Batch Best Val Triplet

4 0.398

8 0.391

16 0.393

Batch	Best Val Triplet
8	0.156
16	0.152
32	0.154

Batch	Best Val Triplet
4	0.398
8	0.391
16	0.393

Other effects

ResNet augmentation (val triplet): none 0.181, standard 0.156, strong 0.159.
ResNet pretraining: ImageNet-pretrained 0.152 vs. from-scratch 0.208.
ViT dropout (val triplet): 0.0→0.397, 0.1→0.391, 0.3→0.396.
ViT depth/heads (val triplet): layers 6→0.402, 8→0.391, 10→0.396; heads 8→0.391 vs. 12→0.395.
ViT embedding_dim (val triplet): 256→0.400, 512→0.391, 768→0.393.

Requested but not reported in provided files

ResNet embedding_dim effects across sizes/LR/batches are not present in resnet_metrics_full.json. If needed, report as future work or use proxy analyses (marked derived) from separate runs.

Practical Recommendations

Quick tests: 500–2k samples, 3–5 epochs, check loss shape and R@k trends.
Full runs: ≥5k samples; use AMP, cosine LR, semi-hard mining.
Early stopping: patience 10, min_delta 1e-4; don’t stop during warmup.
Seed robustness: Report mean±std across 3–5 seeds for key configs.

Additions based on integrated metrics:

ResNet: prefer LR=3e-4 with cosine+3 warmup; batch 16; standard augmentation; semi-hard mining; pretrained backbone.
ViT: 8 layers, 8 heads, FF×4, dropout 0.1; LR≈3.5e-4; batch 8; monitor calibration (ECE≈0.02) and AUC.

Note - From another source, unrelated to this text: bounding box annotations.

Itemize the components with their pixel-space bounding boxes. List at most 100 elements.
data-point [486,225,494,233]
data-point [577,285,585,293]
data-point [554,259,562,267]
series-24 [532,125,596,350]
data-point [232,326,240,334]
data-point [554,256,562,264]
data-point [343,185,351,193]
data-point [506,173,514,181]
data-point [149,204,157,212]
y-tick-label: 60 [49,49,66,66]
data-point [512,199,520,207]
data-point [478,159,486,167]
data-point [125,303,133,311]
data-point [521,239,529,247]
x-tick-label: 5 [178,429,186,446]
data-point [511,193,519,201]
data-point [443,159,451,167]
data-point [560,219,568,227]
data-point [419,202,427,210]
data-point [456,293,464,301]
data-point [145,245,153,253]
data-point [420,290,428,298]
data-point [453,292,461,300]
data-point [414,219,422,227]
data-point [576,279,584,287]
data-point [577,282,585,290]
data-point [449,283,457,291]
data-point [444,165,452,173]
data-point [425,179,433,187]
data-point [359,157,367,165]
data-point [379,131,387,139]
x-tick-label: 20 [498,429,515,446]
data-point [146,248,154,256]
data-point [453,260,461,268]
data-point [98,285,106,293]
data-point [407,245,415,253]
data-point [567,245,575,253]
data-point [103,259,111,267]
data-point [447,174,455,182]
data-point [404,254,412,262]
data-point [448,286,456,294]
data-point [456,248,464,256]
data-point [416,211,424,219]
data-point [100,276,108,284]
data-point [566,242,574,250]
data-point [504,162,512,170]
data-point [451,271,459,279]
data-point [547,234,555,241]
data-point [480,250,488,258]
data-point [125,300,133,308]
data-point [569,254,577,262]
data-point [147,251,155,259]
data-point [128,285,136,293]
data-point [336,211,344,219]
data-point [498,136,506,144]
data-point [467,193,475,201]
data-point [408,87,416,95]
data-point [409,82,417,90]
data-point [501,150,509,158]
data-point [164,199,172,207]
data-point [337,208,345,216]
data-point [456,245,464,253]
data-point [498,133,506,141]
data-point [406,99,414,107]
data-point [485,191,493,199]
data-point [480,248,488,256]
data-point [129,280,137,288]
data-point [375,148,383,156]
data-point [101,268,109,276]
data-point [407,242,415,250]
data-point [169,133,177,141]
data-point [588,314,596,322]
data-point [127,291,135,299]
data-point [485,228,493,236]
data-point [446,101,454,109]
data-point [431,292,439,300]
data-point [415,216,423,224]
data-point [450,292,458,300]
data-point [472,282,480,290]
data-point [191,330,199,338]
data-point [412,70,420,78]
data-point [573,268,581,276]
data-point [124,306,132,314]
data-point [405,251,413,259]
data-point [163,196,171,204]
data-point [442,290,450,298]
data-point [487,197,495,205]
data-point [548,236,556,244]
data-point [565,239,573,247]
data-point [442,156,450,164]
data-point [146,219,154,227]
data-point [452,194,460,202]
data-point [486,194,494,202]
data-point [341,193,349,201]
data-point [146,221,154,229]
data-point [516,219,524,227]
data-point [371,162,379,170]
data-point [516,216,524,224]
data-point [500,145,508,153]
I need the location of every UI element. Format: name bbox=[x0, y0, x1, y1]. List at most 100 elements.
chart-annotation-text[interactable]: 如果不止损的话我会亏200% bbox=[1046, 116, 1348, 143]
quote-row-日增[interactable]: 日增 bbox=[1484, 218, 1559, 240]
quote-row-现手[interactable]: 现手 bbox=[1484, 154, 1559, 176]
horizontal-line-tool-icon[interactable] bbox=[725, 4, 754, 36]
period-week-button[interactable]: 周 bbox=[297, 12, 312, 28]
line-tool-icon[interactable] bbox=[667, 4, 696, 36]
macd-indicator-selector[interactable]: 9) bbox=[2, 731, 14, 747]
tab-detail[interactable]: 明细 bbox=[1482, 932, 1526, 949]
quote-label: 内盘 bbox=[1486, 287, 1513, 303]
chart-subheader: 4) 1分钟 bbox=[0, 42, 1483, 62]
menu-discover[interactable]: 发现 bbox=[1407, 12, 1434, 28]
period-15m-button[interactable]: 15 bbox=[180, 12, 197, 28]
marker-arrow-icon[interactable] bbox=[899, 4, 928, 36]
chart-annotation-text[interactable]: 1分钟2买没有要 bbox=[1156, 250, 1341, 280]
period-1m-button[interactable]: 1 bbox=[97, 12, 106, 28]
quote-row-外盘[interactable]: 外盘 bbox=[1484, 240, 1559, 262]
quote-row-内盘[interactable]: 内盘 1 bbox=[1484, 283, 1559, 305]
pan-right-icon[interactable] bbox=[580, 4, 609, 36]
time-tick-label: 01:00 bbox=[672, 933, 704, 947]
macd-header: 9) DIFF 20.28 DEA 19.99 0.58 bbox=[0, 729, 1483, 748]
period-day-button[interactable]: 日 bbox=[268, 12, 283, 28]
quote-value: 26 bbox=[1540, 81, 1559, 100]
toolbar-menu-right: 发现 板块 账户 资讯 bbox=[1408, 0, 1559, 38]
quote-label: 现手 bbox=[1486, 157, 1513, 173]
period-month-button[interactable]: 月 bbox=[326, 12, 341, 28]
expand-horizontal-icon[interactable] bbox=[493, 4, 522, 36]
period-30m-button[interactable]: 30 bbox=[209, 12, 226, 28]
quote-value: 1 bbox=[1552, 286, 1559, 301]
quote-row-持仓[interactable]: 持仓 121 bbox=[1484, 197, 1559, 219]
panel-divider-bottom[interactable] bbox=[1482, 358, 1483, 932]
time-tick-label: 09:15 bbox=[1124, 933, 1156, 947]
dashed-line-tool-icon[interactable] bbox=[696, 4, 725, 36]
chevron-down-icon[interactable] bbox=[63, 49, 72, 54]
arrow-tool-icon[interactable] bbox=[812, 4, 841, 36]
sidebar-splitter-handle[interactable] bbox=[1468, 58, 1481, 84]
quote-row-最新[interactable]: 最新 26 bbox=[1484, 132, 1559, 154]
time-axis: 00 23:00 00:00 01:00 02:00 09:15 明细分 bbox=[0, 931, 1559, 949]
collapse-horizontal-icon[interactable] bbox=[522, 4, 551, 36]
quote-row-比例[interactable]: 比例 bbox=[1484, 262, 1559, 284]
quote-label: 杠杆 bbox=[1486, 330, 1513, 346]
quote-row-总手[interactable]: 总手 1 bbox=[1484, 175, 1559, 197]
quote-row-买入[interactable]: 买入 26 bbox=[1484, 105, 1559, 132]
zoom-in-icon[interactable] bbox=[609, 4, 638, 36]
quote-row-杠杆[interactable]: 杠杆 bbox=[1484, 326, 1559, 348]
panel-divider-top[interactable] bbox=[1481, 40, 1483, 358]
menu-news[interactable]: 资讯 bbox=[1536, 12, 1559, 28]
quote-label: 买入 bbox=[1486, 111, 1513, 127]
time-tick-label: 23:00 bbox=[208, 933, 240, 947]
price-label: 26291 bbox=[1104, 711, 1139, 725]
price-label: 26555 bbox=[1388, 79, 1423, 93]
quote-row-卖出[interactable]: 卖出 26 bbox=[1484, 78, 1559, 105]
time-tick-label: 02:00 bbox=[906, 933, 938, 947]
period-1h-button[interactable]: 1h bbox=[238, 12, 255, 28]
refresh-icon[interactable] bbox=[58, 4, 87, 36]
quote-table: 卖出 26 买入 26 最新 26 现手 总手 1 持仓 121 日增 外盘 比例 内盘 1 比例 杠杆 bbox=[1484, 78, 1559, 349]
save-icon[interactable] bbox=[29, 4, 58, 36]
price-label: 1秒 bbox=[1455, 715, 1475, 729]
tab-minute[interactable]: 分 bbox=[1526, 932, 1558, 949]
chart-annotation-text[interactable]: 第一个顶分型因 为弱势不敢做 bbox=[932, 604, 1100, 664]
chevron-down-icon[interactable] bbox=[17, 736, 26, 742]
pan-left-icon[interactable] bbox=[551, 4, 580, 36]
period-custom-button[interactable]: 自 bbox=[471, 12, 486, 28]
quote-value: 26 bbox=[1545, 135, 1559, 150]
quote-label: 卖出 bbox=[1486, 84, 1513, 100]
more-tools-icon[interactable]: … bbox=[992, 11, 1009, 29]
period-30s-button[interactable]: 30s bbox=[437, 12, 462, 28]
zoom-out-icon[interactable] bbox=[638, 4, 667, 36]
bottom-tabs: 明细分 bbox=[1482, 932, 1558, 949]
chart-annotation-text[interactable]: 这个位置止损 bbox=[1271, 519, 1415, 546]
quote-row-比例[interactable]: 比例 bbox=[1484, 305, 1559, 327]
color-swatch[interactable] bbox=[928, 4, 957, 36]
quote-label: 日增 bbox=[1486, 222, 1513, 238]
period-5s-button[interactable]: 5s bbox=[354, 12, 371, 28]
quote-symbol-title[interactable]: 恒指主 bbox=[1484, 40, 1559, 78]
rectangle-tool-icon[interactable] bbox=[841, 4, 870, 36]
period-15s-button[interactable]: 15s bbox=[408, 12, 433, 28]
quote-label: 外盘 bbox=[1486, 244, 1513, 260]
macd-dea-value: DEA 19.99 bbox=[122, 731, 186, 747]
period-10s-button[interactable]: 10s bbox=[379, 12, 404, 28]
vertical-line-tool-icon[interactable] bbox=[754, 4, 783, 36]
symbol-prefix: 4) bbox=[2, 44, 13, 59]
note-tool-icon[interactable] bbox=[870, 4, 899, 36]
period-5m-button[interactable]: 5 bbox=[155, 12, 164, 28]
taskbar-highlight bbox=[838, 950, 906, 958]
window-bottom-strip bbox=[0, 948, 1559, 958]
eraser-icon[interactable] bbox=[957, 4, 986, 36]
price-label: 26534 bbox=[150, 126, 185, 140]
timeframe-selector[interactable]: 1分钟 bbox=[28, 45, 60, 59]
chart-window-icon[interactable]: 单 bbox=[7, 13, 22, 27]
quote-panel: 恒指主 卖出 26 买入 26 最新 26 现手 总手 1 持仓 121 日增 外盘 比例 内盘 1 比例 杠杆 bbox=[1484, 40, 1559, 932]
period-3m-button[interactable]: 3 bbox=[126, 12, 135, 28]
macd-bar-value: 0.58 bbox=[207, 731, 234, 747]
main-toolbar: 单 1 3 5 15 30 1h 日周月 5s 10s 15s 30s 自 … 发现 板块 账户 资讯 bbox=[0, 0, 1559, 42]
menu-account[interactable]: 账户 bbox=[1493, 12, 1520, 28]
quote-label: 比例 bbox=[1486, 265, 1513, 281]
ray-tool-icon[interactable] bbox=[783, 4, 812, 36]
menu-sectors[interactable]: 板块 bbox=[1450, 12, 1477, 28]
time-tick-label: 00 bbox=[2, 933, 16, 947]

Metrics We Track (and why)

Triplet losses (train/val): Primary training signal.
Retrieval (R@k, mAP) on embeddings: Practical downstream utility.
Outfit hit rates: Alignment with human-perceived coherence.
Embedding diagnostics: norm stats, inter/intra distances, separation ratio.
Throughput/epoch times: Capacity planning, demo readiness.

Additional tracked metrics in this report:

ViT calibration (ECE/MCE/Brier) and ROC/PR AUC.
ResNet CMC curves and silhouette scores.

Derived metrics note: When classification metrics across sweeps were unavailable, we used triplet loss as a proxy indicator of retrieval/classification trends and clearly labeled those uses.

Condensed Summary (for slides)

Data scaling improves quality with diminishing returns: ResNet val triplet 0.183→0.152 (2k→106k), ViT 0.462→0.391 (5k→53k).
ResNet (full test): kNN acc 0.958; retrieval R@1/5/10 = 0.682/0.876/0.926; mAP 0.774; silhouette 0.392; latency ≈8.4 ms/img.
ViT (full test): Accuracy 0.908; F1 0.908; ROC-AUC 0.951; PR-AUC 0.934; ECE 0.021; hit@10 0.838; latency ≈1.8 ms/sequence.
Best configs: ResNet lr=3e-4, bs=16, standard aug, semi-hard; ViT 8×8 heads, dropout 0.1, lr=3.5e-4, bs=8.
Sensitivities: Too-high LR degrades final loss; larger batches slightly hurt triplet dynamics; standard aug > none/strong; pretrained > scratch.

Provenance: All numbers above are sourced directly from resnet_experiments_detailed and vit_experiments_detailed.json. Any extrapolations are labeled derived and should be validated before use in research claims.